Pour surmonter son handicap, Salomé Nashed a dû redoubler d’ingéniosité durant ses études : construction en LEGO, achat d’animaux en plastique, utilisation de pâte à modeler, dessins dans la main, tous les moyens sont bons pour essayer de se représenter par le toucher ce qu’elle ne peut pas voir. « En biologie du développement, j'allais voir la prof à la fin du cours et je lui montrai ce que j'avais fait en pâte à modeler pour qu'elle le corrige. Si beaucoup d’enseignants étaient sceptiques au début de l’année, à la fin du semestre, ils étaient nombreux à venir me voir en me disant : "J'ai expliqué cette notion au tableau, tu n'as pas dû comprendre : donne-moi ta main, je vais te montrer". » Pour les travaux pratiques, pendant que son binôme s’occupait des manipulations, elle gérait les calculs, la rédaction des rapports, l’interprétation des résultats. Pour les examens, c'était plus compliqué : « Il fallait dessiner des schémas. Je devais être irréprochable sur la partie dissertation car je savais que j'allais perdre énormément de points sur le reste. »

Ne pouvant pas faire de stage en recherche expérimentale, Salomé se tourne vers la bio-informatique pour analyser les données, les comprendre, les interpréter. En autodidacte, elle se forme à la programmation à l'aide de tutoriels et de forums. A la fin de son master, son directeur lui propose de continuer en thèse. « Frédéric Devaux a été un catalyseur dans ma vie. Il m'a encouragée et m'a aidée à trouver un stage. Aujourd'hui, je fais ma thèse dans son équipe au sein du LCQB », souligne-t-elle, reconnaissante.  

Salomé Nashed

Écouter sa passion

Au laboratoire, Salomé Nashed a rapidement trouvé sa place. « Je travaille en collaboration avec des biologistes expérimentalistes. Je traite leurs données et je leur soumets des hypothèses à partir des analyses que j’ai réalisées et qu’ils vérifient par le biais de l'expérimentation.
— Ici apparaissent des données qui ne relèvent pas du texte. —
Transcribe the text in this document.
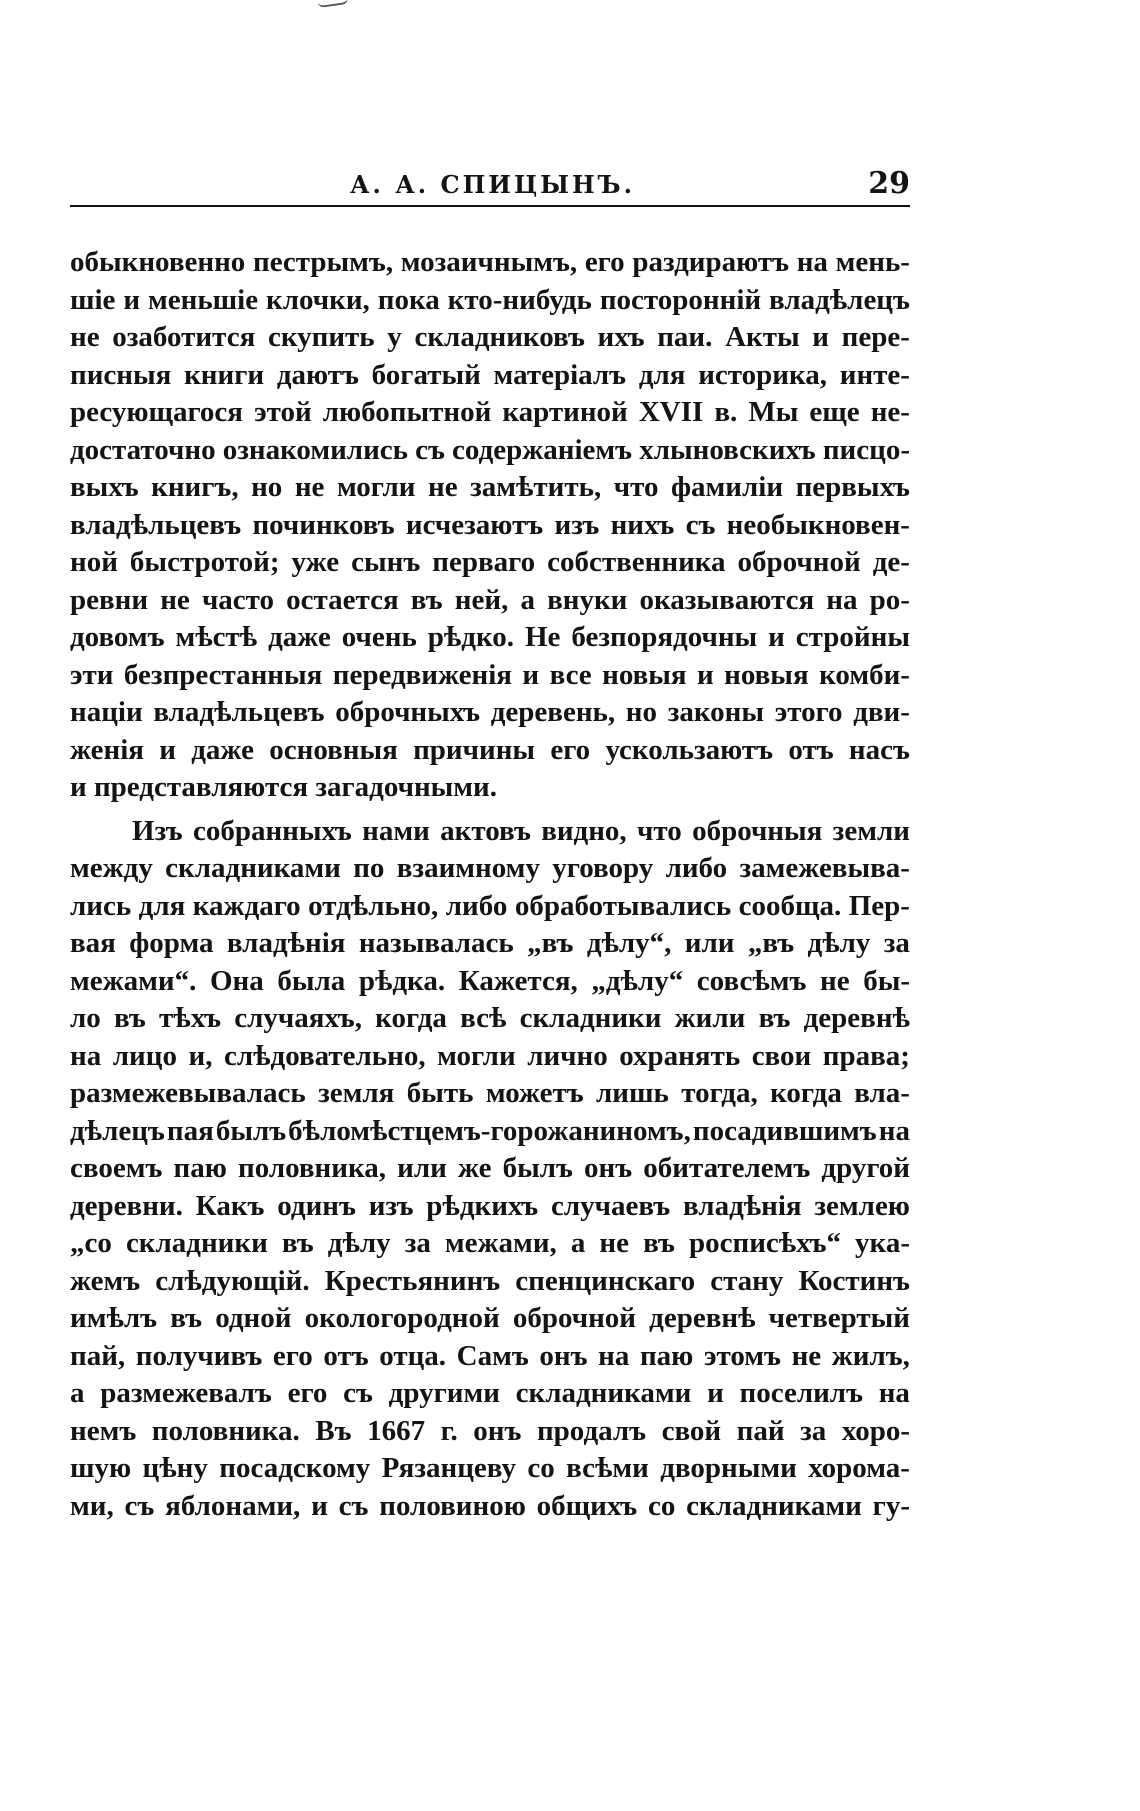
А. А. СПИЦЫНЪ.	29
обыкновенно пестрымъ, мозаичнымъ, его раздираютъ на мень-
шіе и меньшіе клочки, пока кто-нибудь посторонній владѣлецъ
не озаботится скупить у складниковъ ихъ паи. Акты и пере-
писныя книги даютъ богатый матеріалъ для историка, инте-
ресующагося этой любопытной картиной XVII в. Мы еще не-
достаточно ознакомились съ содержаніемъ хлыновскихъ писцо-
выхъ книгъ, но не могли не замѣтить, что фамиліи первыхъ
владѣльцевъ починковъ исчезаютъ изъ нихъ съ необыкновен-
ной быстротой; уже сынъ перваго собственника оброчной де-
ревни не часто остается въ ней, а внуки оказываются на ро-
довомъ мѣстѣ даже очень рѣдко. Не безпорядочны и стройны
эти безпрестанныя передвиженія и все новыя и новыя комби-
націи владѣльцевъ оброчныхъ деревень, но законы этого дви-
женія и даже основныя причины его ускользаютъ отъ насъ
и представляются загадочными.
Изъ собранныхъ нами актовъ видно, что оброчныя земли
между складниками по взаимному уговору либо замежевыва-
лись для каждаго отдѣльно, либо обработывались сообща. Пер-
вая форма владѣнія называлась „въ дѣлу“, или „въ дѣлу за
межами“. Она была рѣдка. Кажется, „дѣлу“ совсѣмъ не бы-
ло въ тѣхъ случаяхъ, когда всѣ складники жили въ деревнѣ
на лицо и, слѣдовательно, могли лично охранять свои права;
размежевывалась земля быть можетъ лишь тогда, когда вла-
дѣлецъ пая былъ бѣломѣстцемъ-горожаниномъ, посадившимъ на
своемъ паю половника, или же былъ онъ обитателемъ другой
деревни. Какъ одинъ изъ рѣдкихъ случаевъ владѣнія землею
„со складники въ дѣлу за межами, а не въ росписѣхъ“ ука-
жемъ слѣдующій. Крестьянинъ спенцинскаго стану Костинъ
имѣлъ въ одной окологородной оброчной деревнѣ четвертый
пай, получивъ его отъ отца. Самъ онъ на паю этомъ не жилъ,
а размежевалъ его съ другими складниками и поселилъ на
немъ половника. Въ 1667 г. онъ продалъ свой пай за хоро-
шую цѣну посадскому Рязанцеву со всѣми дворными хорома-
ми, съ яблонами, и съ половиною общихъ со складниками гу-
Quand nos résultats concordent, c’est un grand moment de joie ! » Pour analyser les données, Salomé utilise un logiciel de synthèse vocale qui lit le contenu de son écran et une plage braille branchée à son ordinateur. Ce système d’écriture, elle l’a appris à la fin de l’école primaire quand elle est entrée à l'institut national des jeunes aveugles à Paris. Un institut qui l’a aidée à adapter sa vie au quotidien, mais dans lequel elle n’a pas voulu poursuivre sa scolarité, préférant intégrer un cursus classique pour ne pas s’enfermer dans son handicap.

Salomé Nashed récolte aujourd’hui les fruits de sa ténacité : lauréate l’an dernier du prix Thierry Célérier qui soutient une jeune femme atteinte d'un handicap dans son projet scientifique, le prix Jeune Talent France L'Oréal-UNESCO pour les Femmes et la Science récompense cette année la qualité de son travail. « C'est un bel encouragement pour continuer dans la recherche en tant que femme. Cela m'a également permis de me dire que j'étais légitime dans le domaine de la biologie », ajoute la doctorante qui déplore que la science manque encore de modèles féminins. 

Pour Salomé Nashed, qui souhaite continuer en post-doctorat puis passer les concours, ces prix seront l’occasion de financer le matériel nécessaire à la poursuite de ses recherches : « Une plage braille, indispensable dans mon travail, coûte 4 500 €. Je sais qu'à n'importe quel moment il peut y avoir des problèmes de compatibilité avec des logiciels dans la suite de ma carrière. » Ce risque, loin de la décourager, ne lui fait pas peur : « Tant que je peux continuer, je continuerai car j'aime trop ce que je fais », affirme la doctorante.  

Alors quand on demande à Salomé Nashed ce qu’elle conseillerait aux jeunes filles qui hésitent à se lancer dans une carrière scientifique, sa réponse est simple : « Je leur dirais de foncer, de suivre leur passion, et surtout de ne pas écouter ceux qui croient que ce n'est pas possible ». 


1 Organites intra-cellulaires qui produisent l'énergie dont les cellules ont besoin pour assurer leur activité.